“I have something to tell you,” he said, catching me off guard. He said it as though he were bringing up the weather.
I stopped and he stopped. He didn’t reach out to touch me again. Instead, he faced me. Hesitation was highly unusual for him.
He studied my face for some time before he said, “I’m an offshore diver now.”
I met this revelation with a bit of awe and a lot of fear. My father was an oilman, and though his hands never dirtied, he took measures to know every crevice of his industry. My father worked nonstop, and sometimes I’d catch snippets of his conversations.
Offshore diving wasn’t for the weak. It was dangerous and more than physically demanding on the body. The most a diver could last was three hours under the water, and depending on how deep the dive, they sometimes had to decompress for the same amount of time.
“Why?” I said, voice rising with panic. “Isn’t being out on a rig for two weeks risky enough? You’re nothing but a dot compared to all those monster machines! Now you’re going under with them?”
“Yeah. I’m good at it. I lay pipeline.”
The remark was meant as a joke, but the humor was lost on me. Shaking my head, I went to walk away, but he stopped me, grabbing me by the arm. His hold wasn’t hard, but it was enough to keep me in place.
I brought up dinner to change the subject.
“No,” he said. “This needs to be said.”
“Says the man who can talk to me without words,” I whispered. A sudden weight pressed in on my chest, making me breathless.
All that he needed to say was in his eyes. I felt it. He dived now, but there was something else, something he was about to say that I wasn’t sure I was prepared for.

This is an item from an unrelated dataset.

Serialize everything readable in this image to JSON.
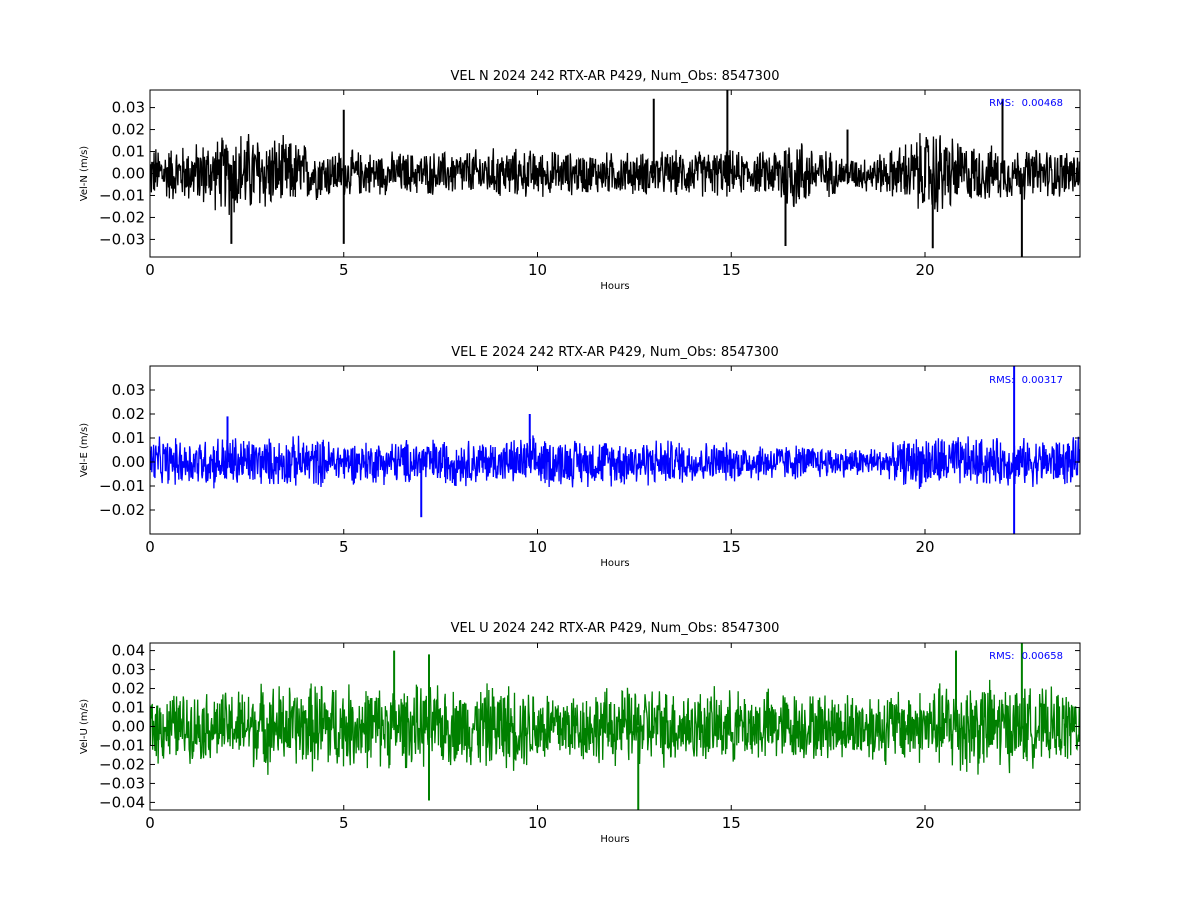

“You went to Paris. You left home. I did too, Scarlett. I joined the Coast Guard.” He gave me a moment to process this and then continued forward. He shrugged. “Turns out, I was good at that too. One of the best.”
“Of course you were,” I said, the words slipping out.
“Good enough to be stationed in Alaska. A rescue diver.”
“In the effing Bering Sea.”
He gave one, slow nod. “Yeah. I retired after three years. Went back home. Now I do what I do.”
“Now I do what I do,” I repeated. “No one told me.”
“It was mine alone to offer you.”
“Offerme?”
“Yeah. I had something to prove.”
“You didn’t have a damn thing to prove to me, Fausti. Not a damn thing!”
Blood started to circulate, and my bearings were coming to me in a flood. I had to get a hold on my temper before it exploded. I felt cheated and slighted.
What else had he done?
He seemed to have a grip on every moment of my life—he knew the layout of the apartment I shared with Colette and Emilia, the key code to get in; he had a spare key, knew my schedule, the foods I enjoyed here, things that he would have had to be here to know.
He made no secret of it either. Big Brother Neil had watched over me while we were separated, reporting all of the boring details of my sad existence without himtohim.
Colette had pieced it together when he causally made a comment about a restaurant that I enjoyed, one that I had never brought up or taken him to. He grinned when I had accused him of being a stalker, the smug jerk.
“As long as you’re safe,” he had said. “The world’s safe. From me.”
Colette had also shed light on the mysterious identity of the Big Brother. He was the cab driver that had taken us to the underground club. Brando said that he was no longer in employment; little wonder. He most likely died of boredom after his detail on me.
As far as I was concerned, the only thing that threw Brando for a loop was Olivier Nemours. Brando Fausti was a man accustomed to waiting in the shadows, watching, but being kept in the dark on that front seemed to drive him mad.